Get comprehensive solutions to your questions with the help of IDNLearn.com's experts. Get accurate answers to your questions from our community of experts who are always ready to provide timely and relevant solutions.
Sagot :
Sure! Let's go through the steps to derive the cofunction identity \(\sin \left(\frac{\pi}{2} - x \right) = \cos(x)\).
### Step-by-Step Derivation
1. Starting Expression:
[tex]\[ \sin \left( \frac{\pi}{2} - x \right) \][/tex]
2. Use the angle addition formula for sine:
[tex]\[ \sin(A - B) = \sin A \cos B - \cos A \sin B \][/tex]
Applying this formula where \(A = \frac{\pi}{2}\) and \(B = x\), we get:
[tex]\[ \sin \left( \frac{\pi}{2} - x \right) = \sin \left( \frac{\pi}{2} \right) \cos(x) - \cos \left( \frac{\pi}{2} \right) \sin(x) \][/tex]
3. Evaluate \(\sin \left( \frac{\pi}{2} \right)\) and \(\cos \left( \frac{\pi}{2} \right)\):
From the unit circle or standard trigonometric values:
[tex]\[ \sin \left( \frac{\pi}{2} \right) = 1 \][/tex]
[tex]\[ \cos \left( \frac{\pi}{2} \right) = 0 \][/tex]
4. Substitute these values back into the expression:
[tex]\[ \sin \left( \frac{\pi}{2} - x \right) = 1 \cdot \cos(x) - 0 \cdot \sin(x) \][/tex]
5. Simplify the expression:
[tex]\[ \sin \left( \frac{\pi}{2} - x \right) = \cos(x) \][/tex]
Thus, we have derived the cofunction identity:
[tex]\[ \sin \left( \frac{\pi}{2} - x \right) = \cos(x) \][/tex]
This completes the derivation of the cofunction identity.
### Step-by-Step Derivation
1. Starting Expression:
[tex]\[ \sin \left( \frac{\pi}{2} - x \right) \][/tex]
2. Use the angle addition formula for sine:
[tex]\[ \sin(A - B) = \sin A \cos B - \cos A \sin B \][/tex]
Applying this formula where \(A = \frac{\pi}{2}\) and \(B = x\), we get:
[tex]\[ \sin \left( \frac{\pi}{2} - x \right) = \sin \left( \frac{\pi}{2} \right) \cos(x) - \cos \left( \frac{\pi}{2} \right) \sin(x) \][/tex]

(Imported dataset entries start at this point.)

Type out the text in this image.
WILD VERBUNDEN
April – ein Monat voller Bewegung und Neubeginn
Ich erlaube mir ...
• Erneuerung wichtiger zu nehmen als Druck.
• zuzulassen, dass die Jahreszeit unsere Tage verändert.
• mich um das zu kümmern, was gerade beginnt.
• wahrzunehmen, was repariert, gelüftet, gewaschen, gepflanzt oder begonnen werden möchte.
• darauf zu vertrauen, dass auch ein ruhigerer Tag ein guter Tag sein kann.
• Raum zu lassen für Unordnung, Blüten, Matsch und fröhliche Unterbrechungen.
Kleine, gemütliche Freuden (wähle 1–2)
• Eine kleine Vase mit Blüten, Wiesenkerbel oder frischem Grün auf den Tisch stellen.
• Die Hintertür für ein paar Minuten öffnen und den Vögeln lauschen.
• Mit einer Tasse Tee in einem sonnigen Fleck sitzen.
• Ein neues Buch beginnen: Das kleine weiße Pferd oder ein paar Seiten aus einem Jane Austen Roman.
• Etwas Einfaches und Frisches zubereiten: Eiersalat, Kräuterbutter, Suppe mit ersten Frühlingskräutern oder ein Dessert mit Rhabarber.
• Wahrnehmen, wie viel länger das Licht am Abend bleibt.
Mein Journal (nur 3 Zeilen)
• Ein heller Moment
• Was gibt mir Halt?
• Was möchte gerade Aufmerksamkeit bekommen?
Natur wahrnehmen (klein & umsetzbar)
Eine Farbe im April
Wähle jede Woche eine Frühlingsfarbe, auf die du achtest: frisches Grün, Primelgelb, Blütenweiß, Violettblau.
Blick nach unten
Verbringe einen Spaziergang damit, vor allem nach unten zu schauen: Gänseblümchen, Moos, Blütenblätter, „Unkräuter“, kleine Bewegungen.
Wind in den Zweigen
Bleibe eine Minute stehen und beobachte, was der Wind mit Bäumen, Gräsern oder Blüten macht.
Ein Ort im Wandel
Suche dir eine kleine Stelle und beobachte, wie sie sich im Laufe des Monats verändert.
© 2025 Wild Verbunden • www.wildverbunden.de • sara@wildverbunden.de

3. Evaluate \(\sin \left( \frac{\pi}{2} \right)\) and \(\cos \left( \frac{\pi}{2} \right)\):
From the unit circle or standard trigonometric values:
[tex]\[ \sin \left( \frac{\pi}{2} \right) = 1 \][/tex]
[tex]\[ \cos \left( \frac{\pi}{2} \right) = 0 \][/tex]
4. Substitute these values back into the expression:
[tex]\[ \sin \left( \frac{\pi}{2} - x \right) = 1 \cdot \cos(x) - 0 \cdot \sin(x) \][/tex]
5. Simplify the expression:
[tex]\[ \sin \left( \frac{\pi}{2} - x \right) = \cos(x) \][/tex]
Thus, we have derived the cofunction identity:
[tex]\[ \sin \left( \frac{\pi}{2} - x \right) = \cos(x) \][/tex]
This completes the derivation of the cofunction identity.
Thank you for being part of this discussion. Keep exploring, asking questions, and sharing your insights with the community. Together, we can find the best solutions. Discover insightful answers at IDNLearn.com. We appreciate your visit and look forward to assisting you again.